How to practice together
If you are practicing alongside someone with aphasia, the harder part of Word Recognition is what to do when the answer is wrong — which, particularly in the early days of receptive aphasia, is most of the time. The instinct is to correct, to repeat the word more loudly, to point. None of these speed recovery. What helps is to play the word again with the Hear button, give a long pause, and let them choose again. Wrong answers are not failures; they are the substance of the exercise. The brain learns the sound-to-meaning link through repeated low-pressure exposure, not through being told it was wrong.
Short, frequent sessions remain the most useful frame: ten to thirty minutes most days, not one long block on the weekend.
Frequently asked questions
What is auditory comprehension in aphasia?

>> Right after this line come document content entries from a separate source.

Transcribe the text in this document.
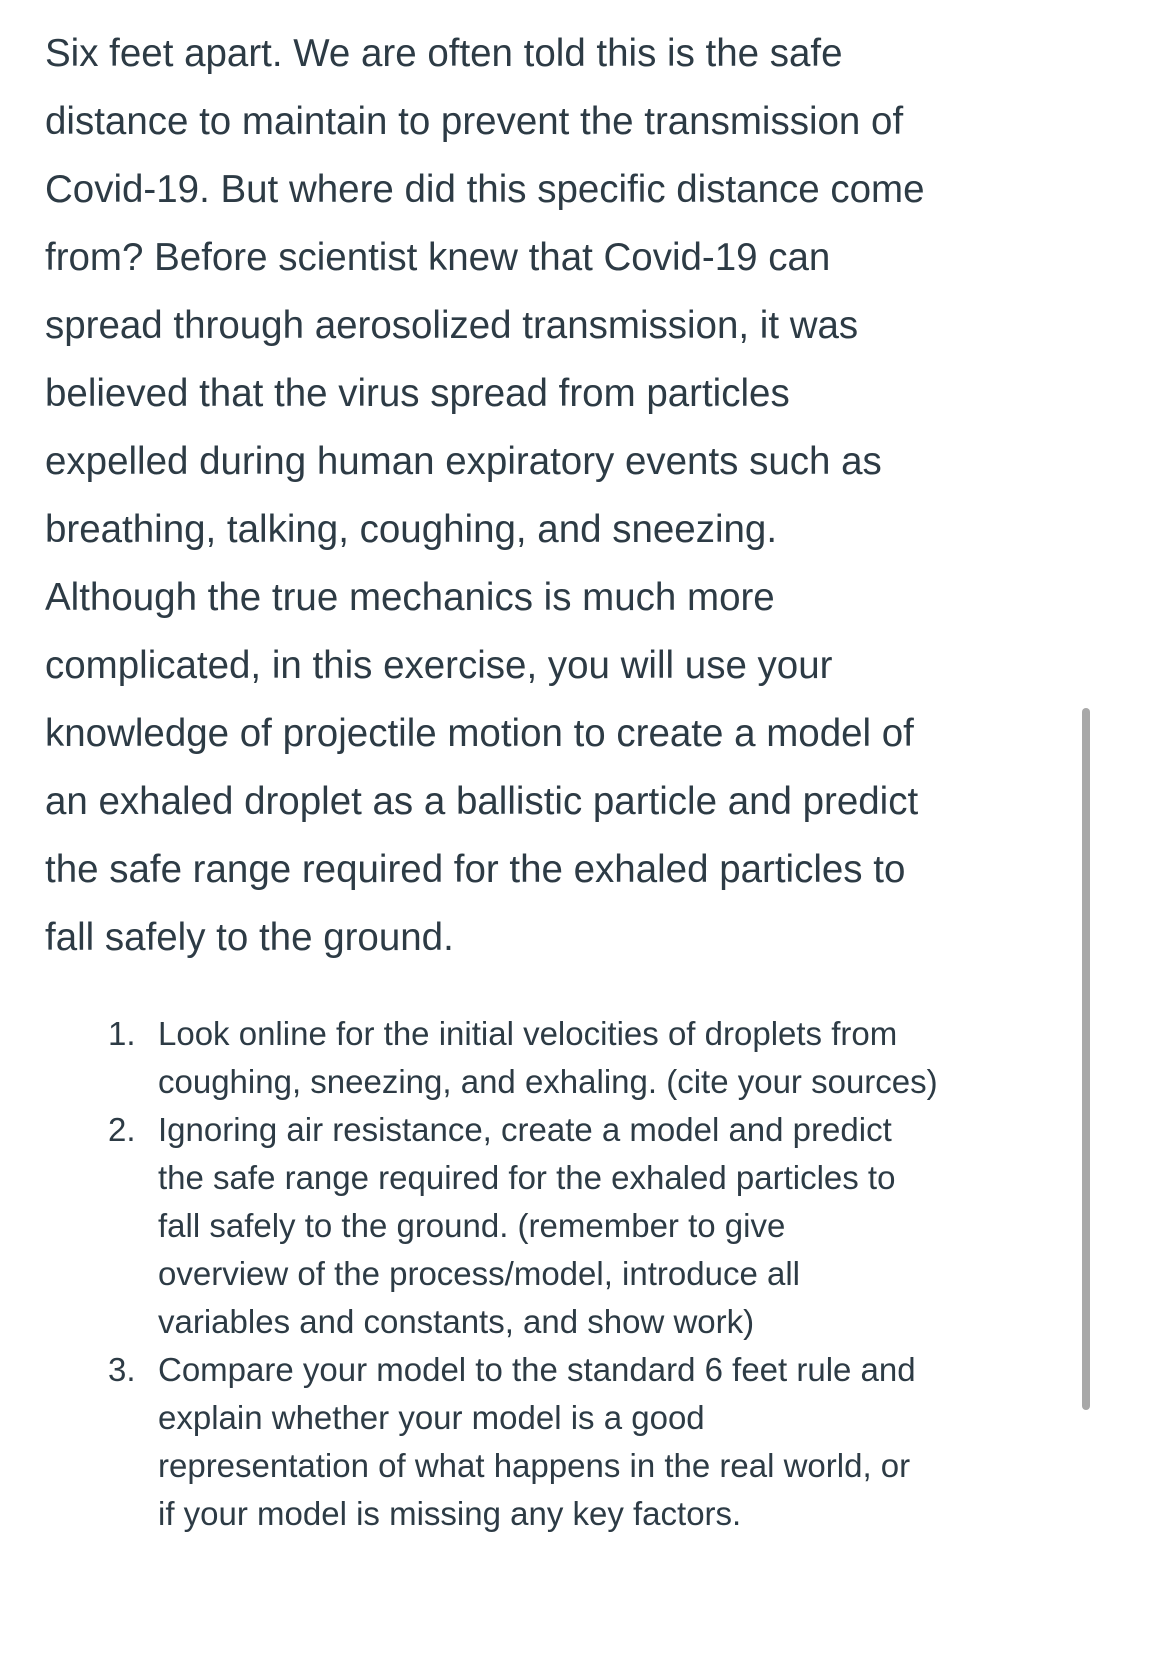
Six feet apart. We are often told this is the safe
distance to maintain to prevent the transmission of
Covid-19. But where did this specific distance come
from? Before scientist knew that Covid-19 can
spread through aerosolized transmission, it was
believed that the virus spread from particles
expelled during human expiratory events such as
breathing, talking, coughing, and sneezing.
Although the true mechanics is much more
complicated, in this exercise, you will use your
knowledge of projectile motion to create a model of
an exhaled droplet as a ballistic particle and predict
the safe range required for the exhaled particles to
fall safely to the ground.
1. Look online for the initial velocities of droplets from
coughing, sneezing, and exhaling. (cite your sources)
2. Ignoring air resistance, create a model and predict
the safe range required for the exhaled particles to
fall safely to the ground. (remember to give
overview of the process/model, introduce all
variables and constants, and show work)
3. Compare your model to the standard 6 feet rule and
explain whether your model is a good
representation of what happens in the real world, or
if your model is missing any key factors.
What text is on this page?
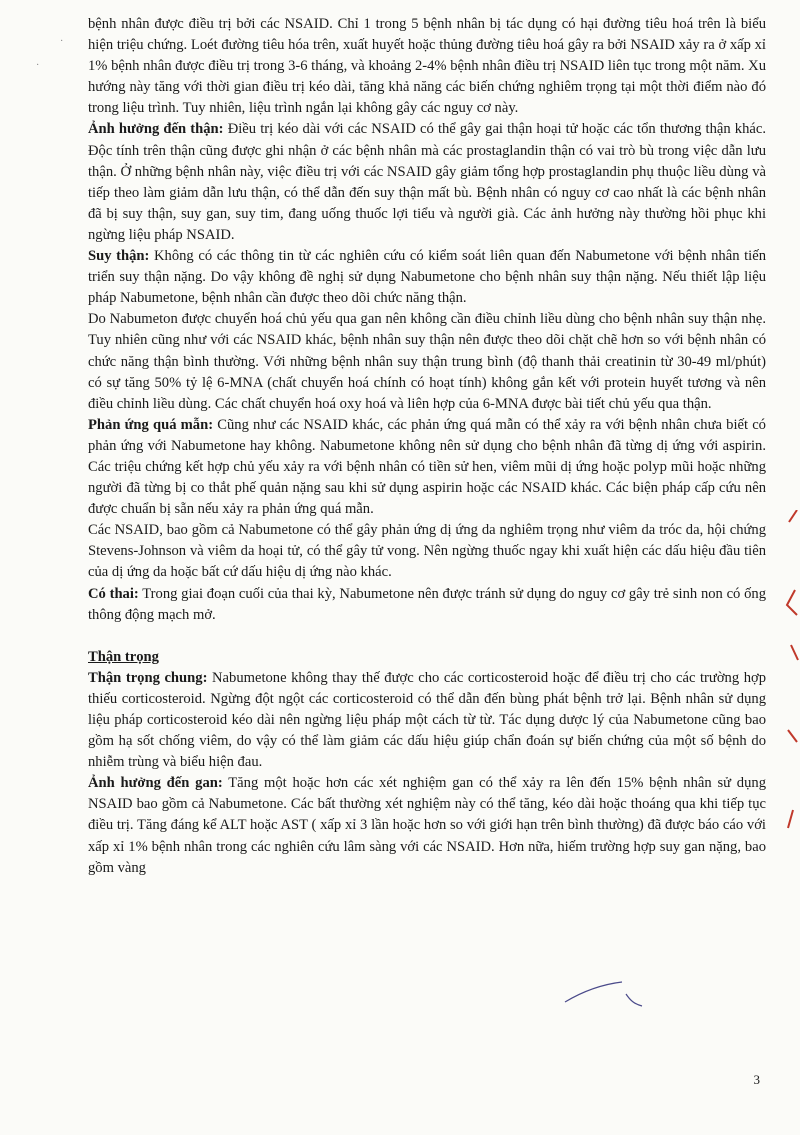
bệnh nhân được điều trị bởi các NSAID. Chỉ 1 trong 5 bệnh nhân bị tác dụng có hại đường tiêu hoá trên là biểu hiện triệu chứng. Loét đường tiêu hóa trên, xuất huyết hoặc thủng đường tiêu hoá gây ra bởi NSAID xảy ra ở xấp xỉ 1% bệnh nhân được điều trị trong 3-6 tháng, và khoảng 2-4% bệnh nhân điều trị NSAID liên tục trong một năm. Xu hướng này tăng với thời gian điều trị kéo dài, tăng khả năng các biến chứng nghiêm trọng tại một thời điểm nào đó trong liệu trình. Tuy nhiên, liệu trình ngắn lại không gây các nguy cơ này.

Ảnh hưởng đến thận: Điều trị kéo dài với các NSAID có thể gây gai thận hoại tử hoặc các tổn thương thận khác. Độc tính trên thận cũng được ghi nhận ở các bệnh nhân mà các prostaglandin thận có vai trò bù trong việc dẫn lưu thận. Ở những bệnh nhân này, việc điều trị với các NSAID gây giảm tổng hợp prostaglandin phụ thuộc liều dùng và tiếp theo làm giảm dẫn lưu thận, có thể dẫn đến suy thận mất bù. Bệnh nhân có nguy cơ cao nhất là các bệnh nhân đã bị suy thận, suy gan, suy tim, đang uống thuốc lợi tiểu và người già. Các ảnh hưởng này thường hồi phục khi ngừng liệu pháp NSAID.

Suy thận: Không có các thông tin từ các nghiên cứu có kiểm soát liên quan đến Nabumetone với bệnh nhân tiến triển suy thận nặng. Do vậy không đề nghị sử dụng Nabumetone cho bệnh nhân suy thận nặng. Nếu thiết lập liệu pháp Nabumetone, bệnh nhân cần được theo dõi chức năng thận.

Do Nabumeton được chuyển hoá chủ yếu qua gan nên không cần điều chỉnh liều dùng cho bệnh nhân suy thận nhẹ. Tuy nhiên cũng như với các NSAID khác, bệnh nhân suy thận nên được theo dõi chặt chẽ hơn so với bệnh nhân có chức năng thận bình thường. Với những bệnh nhân suy thận trung bình (độ thanh thải creatinin từ 30-49 ml/phút) có sự tăng 50% tỷ lệ 6-MNA (chất chuyển hoá chính có hoạt tính) không gắn kết với protein huyết tương và nên điều chỉnh liều dùng. Các chất chuyển hoá oxy hoá và liên hợp của 6-MNA được bài tiết chủ yếu qua thận.

Phản ứng quá mẫn: Cũng như các NSAID khác, các phản ứng quá mẫn có thể xảy ra với bệnh nhân chưa biết có phản ứng với Nabumetone hay không. Nabumetone không nên sử dụng cho bệnh nhân đã từng dị ứng với aspirin. Các triệu chứng kết hợp chủ yếu xảy ra với bệnh nhân có tiền sử hen, viêm mũi dị ứng hoặc polyp mũi hoặc những người đã từng bị co thắt phế quản nặng sau khi sử dụng aspirin hoặc các NSAID khác. Các biện pháp cấp cứu nên được chuẩn bị sẵn nếu xảy ra phản ứng quá mẫn.

Các NSAID, bao gồm cả Nabumetone có thể gây phản ứng dị ứng da nghiêm trọng như viêm da tróc da, hội chứng Stevens-Johnson và viêm da hoại tử, có thể gây tử vong. Nên ngừng thuốc ngay khi xuất hiện các dấu hiệu đầu tiên của dị ứng da hoặc bất cứ dấu hiệu dị ứng nào khác.

Có thai: Trong giai đoạn cuối của thai kỳ, Nabumetone nên được tránh sử dụng do nguy cơ gây trẻ sinh non có ống thông động mạch mở.

Thận trọng

Thận trọng chung: Nabumetone không thay thế được cho các corticosteroid hoặc để điều trị cho các trường hợp thiếu corticosteroid. Ngừng đột ngột các corticosteroid có thể dẫn đến bùng phát bệnh trở lại. Bệnh nhân sử dụng liệu pháp corticosteroid kéo dài nên ngừng liệu pháp một cách từ từ. Tác dụng dược lý của Nabumetone cũng bao gồm hạ sốt chống viêm, do vậy có thể làm giảm các dấu hiệu giúp chẩn đoán sự biến chứng của một số bệnh do nhiễm trùng và biểu hiện đau.

Ảnh hưởng đến gan: Tăng một hoặc hơn các xét nghiệm gan có thể xảy ra lên đến 15% bệnh nhân sử dụng NSAID bao gồm cả Nabumetone. Các bất thường xét nghiệm này có thể tăng, kéo dài hoặc thoáng qua khi tiếp tục điều trị. Tăng đáng kể ALT hoặc AST ( xấp xỉ 3 lần hoặc hơn so với giới hạn trên bình thường) đã được báo cáo với xấp xỉ 1% bệnh nhân trong các nghiên cứu lâm sàng với các NSAID. Hơn nữa, hiếm trường hợp suy gan nặng, bao gồm vàng

3
·
·
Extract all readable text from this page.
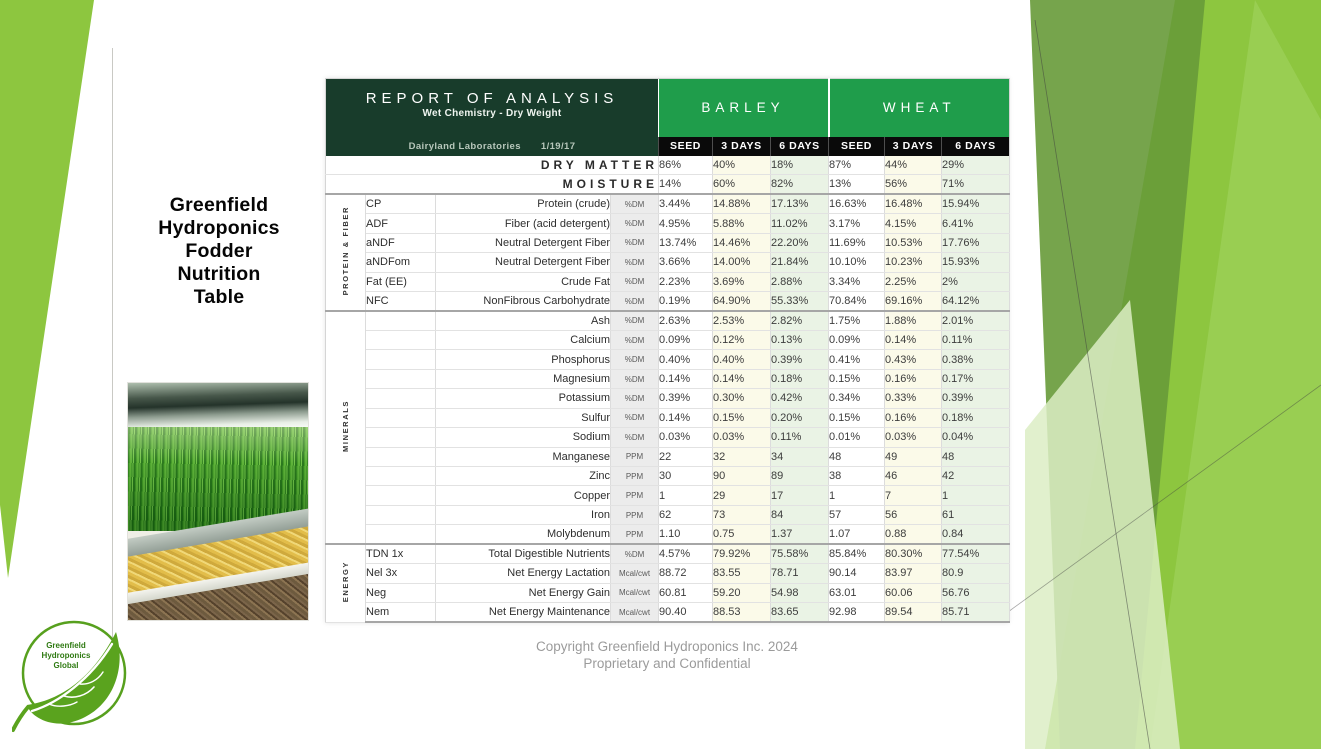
Greenfield
Hydroponics
Fodder
Nutrition
Table
Greenfield
Hydroponics
Global
REPORT OF ANALYSIS
Wet Chemistry - Dry Weight
Dairyland Laboratories 1/19/17				BARLEY			WHEAT		
				SEED	3 DAYS	6 DAYS	SEED	3 DAYS	6 DAYS
DRY MATTER				86%	40%	18%	87%	44%	29%
MOISTURE				14%	60%	82%	13%	56%	71%
PROTEIN & FIBER	CP	Protein (crude)	%DM	3.44%	14.88%	17.13%	16.63%	16.48%	15.94%
	ADF	Fiber (acid detergent)	%DM	4.95%	5.88%	11.02%	3.17%	4.15%	6.41%
	aNDF	Neutral Detergent Fiber	%DM	13.74%	14.46%	22.20%	11.69%	10.53%	17.76%
	aNDFom	Neutral Detergent Fiber	%DM	3.66%	14.00%	21.84%	10.10%	10.23%	15.93%
	Fat (EE)	Crude Fat	%DM	2.23%	3.69%	2.88%	3.34%	2.25%	2%
	NFC	NonFibrous Carbohydrate	%DM	0.19%	64.90%	55.33%	70.84%	69.16%	64.12%
MINERALS		Ash	%DM	2.63%	2.53%	2.82%	1.75%	1.88%	2.01%
		Calcium	%DM	0.09%	0.12%	0.13%	0.09%	0.14%	0.11%
		Phosphorus	%DM	0.40%	0.40%	0.39%	0.41%	0.43%	0.38%
		Magnesium	%DM	0.14%	0.14%	0.18%	0.15%	0.16%	0.17%
		Potassium	%DM	0.39%	0.30%	0.42%	0.34%	0.33%	0.39%
		Sulfur	%DM	0.14%	0.15%	0.20%	0.15%	0.16%	0.18%
		Sodium	%DM	0.03%	0.03%	0.11%	0.01%	0.03%	0.04%
		Manganese	PPM	22	32	34	48	49	48
		Zinc	PPM	30	90	89	38	46	42
		Copper	PPM	1	29	17	1	7	1
		Iron	PPM	62	73	84	57	56	61
		Molybdenum	PPM	1.10	0.75	1.37	1.07	0.88	0.84
ENERGY	TDN 1x	Total Digestible Nutrients	%DM	4.57%	79.92%	75.58%	85.84%	80.30%	77.54%
	Nel 3x	Net Energy Lactation	Mcal/cwt	88.72	83.55	78.71	90.14	83.97	80.9
	Neg	Net Energy Gain	Mcal/cwt	60.81	59.20	54.98	63.01	60.06	56.76
	Nem	Net Energy Maintenance	Mcal/cwt	90.40	88.53	83.65	92.98	89.54	85.71
Copyright Greenfield Hydroponics Inc. 2024
Proprietary and Confidential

Auditory comprehension is the ability to understand spoken language. In aphasia, this can be impaired separately from hearing or from the ability to produce speech. Someone may hear words clearly without the words connecting to what they mean. Word Recognition practice targets this connection at the single-word level.
Does this exercise help with Wernicke's (receptive) aphasia?
Yes. People with Wernicke's aphasia — where comprehension is the primary affected area — are the population for whom this kind of exercise has been studied most directly. Word-picture verification practice has been shown to produce gains in trained items and some generalization to untrained items in people with severe aphasia, including those with predominantly receptive deficits.
What if they get the answer wrong every time?
This is common, especially early. Wrong answers in Word Recognition are not failures; they are exposures. Use the Hear button to replay the word, allow plenty of time, and move on without correcting verbally. If the exercise consistently feels too difficult to be productive, step away and return after a break — or pair it with a less demanding exercise like Read the Word.
How often should comprehension practice happen?
Short and frequent. Ten to thirty minutes a day, four or more days a week, tends to outperform long weekly sessions. Consistency matters more than duration.
Is Word Recognition free?
Yes. There is no account, no payment, and no advertising. The exercise is available in English and Spanish, with Portuguese in progress.